Cyber Incident Victim: Kaspersky Lab
Date:
Jan 2014
Location:
United States of America
Summary
Russian government hackers exploited Kaspersky Lab's antivirus software to globally search for and extract U.S. intelligence secrets, including classified documents from a National Security Agency employee's home computer. The breach was detected by Israeli intelligence, which observed real-time scanning operations and alerted U.S. authorities, prompting a federal ban on the software due to national security risks. While the company denied involvement, concerns persisted about potential coercion by Russian authorities or infiltration of its systems, given the software's broad access to user files and the founder's ties to Russian defense institutions. The incident underscored vulnerabilities in using foreign-developed security tools for sensitive government operations.
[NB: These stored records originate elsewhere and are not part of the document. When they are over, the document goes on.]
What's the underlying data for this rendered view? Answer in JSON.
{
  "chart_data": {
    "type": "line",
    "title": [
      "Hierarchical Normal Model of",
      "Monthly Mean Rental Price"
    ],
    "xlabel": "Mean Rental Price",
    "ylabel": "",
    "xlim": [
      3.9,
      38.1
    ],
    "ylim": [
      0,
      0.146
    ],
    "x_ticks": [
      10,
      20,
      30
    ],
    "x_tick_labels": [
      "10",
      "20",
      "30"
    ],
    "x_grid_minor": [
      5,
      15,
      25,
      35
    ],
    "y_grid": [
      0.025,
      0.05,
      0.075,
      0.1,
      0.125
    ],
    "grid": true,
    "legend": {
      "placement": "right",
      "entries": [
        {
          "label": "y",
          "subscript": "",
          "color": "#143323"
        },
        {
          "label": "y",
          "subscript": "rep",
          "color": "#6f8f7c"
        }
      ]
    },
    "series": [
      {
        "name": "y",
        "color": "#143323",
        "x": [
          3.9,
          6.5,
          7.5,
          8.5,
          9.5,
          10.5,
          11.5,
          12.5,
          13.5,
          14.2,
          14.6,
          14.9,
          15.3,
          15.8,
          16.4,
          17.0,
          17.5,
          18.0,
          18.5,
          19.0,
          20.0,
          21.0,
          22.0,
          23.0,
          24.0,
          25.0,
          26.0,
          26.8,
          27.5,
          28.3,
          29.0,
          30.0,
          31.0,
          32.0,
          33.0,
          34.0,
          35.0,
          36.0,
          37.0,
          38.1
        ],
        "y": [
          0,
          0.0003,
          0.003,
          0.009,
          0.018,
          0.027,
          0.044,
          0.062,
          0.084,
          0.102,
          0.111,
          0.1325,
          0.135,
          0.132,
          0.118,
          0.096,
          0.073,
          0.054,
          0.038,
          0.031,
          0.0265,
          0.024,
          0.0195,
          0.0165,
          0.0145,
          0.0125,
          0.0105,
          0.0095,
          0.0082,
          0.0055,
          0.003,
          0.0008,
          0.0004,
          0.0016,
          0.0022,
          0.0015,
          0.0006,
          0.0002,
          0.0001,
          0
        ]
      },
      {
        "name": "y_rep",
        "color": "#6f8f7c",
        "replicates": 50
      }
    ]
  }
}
| CIA Posture | Motives | Tactics, Techniques & Procedures |
|---|---|---|
| Available to members | 2 motives | 1 technique |
| Threat Actor | Type | Location |
|---|---|---|
| 1 actor | Available to members | Available to members |
Description
In 2014, Israeli intelligence officers monitoring Kaspersky Lab's internal networks observed Russian government hackers exploiting the company's antivirus software to conduct global searches for U.S. intelligence program code names. The Russian operation leveraged Kaspersky's routine scanning processes, which required full access to users' systems to detect malware, as a covert search tool. This allowed Russian actors to identify and exfiltrate sensitive documents from compromised devices, including classified materials from a National Security Agency (NSA) employee who stored files improperly on a home computer running Kaspersky software. The breach remained undetected for months until Israeli officials alerted U.S. counterparts, providing evidence through screenshots and documentation of the intrusion. This discovery prompted the U.S. Department of Homeland Security (DHS) to issue a directive on September 13, 2017, ordering all federal executive agencies to remove Kaspersky products within 90 days due to concerns about Russian government access.
The incident revealed multiple operational layers: Kaspersky itself had been compromised by Israeli hackers in 2014 through sophisticated implants enabling password theft, email collection, and surveillance of the company's research into state-sponsored hacking groups like the NSA-linked "Equation Group." Kaspersky detected this intrusion in mid-2015 during routine testing, documenting it publicly as "Duqu 2.0" but omitting Israel's involvement. The company's global user base of 400 million, including two dozen U.S. government agencies such as the Department of Defense and State Department, amplified the breach's potential scope. While Kaspersky denied collaboration with Russian intelligence, U.S. officials cited risks stemming from either direct Kremlin coercion or unauthorized infiltration of the company's systems. The breach compounded existing security challenges for U.S. intelligence, occurring alongside unrelated leaks of NSA tools by Shadow Brokers and CIA documents through WikiLeaks' Vault7 disclosures. No public evidence confirmed executive-level complicity at Kaspersky, though geopolitical context—including founder Eugene Kaspersky's military-intelligence background and Russia's coercive business environment under President Putin—heightened U.S. suspicions.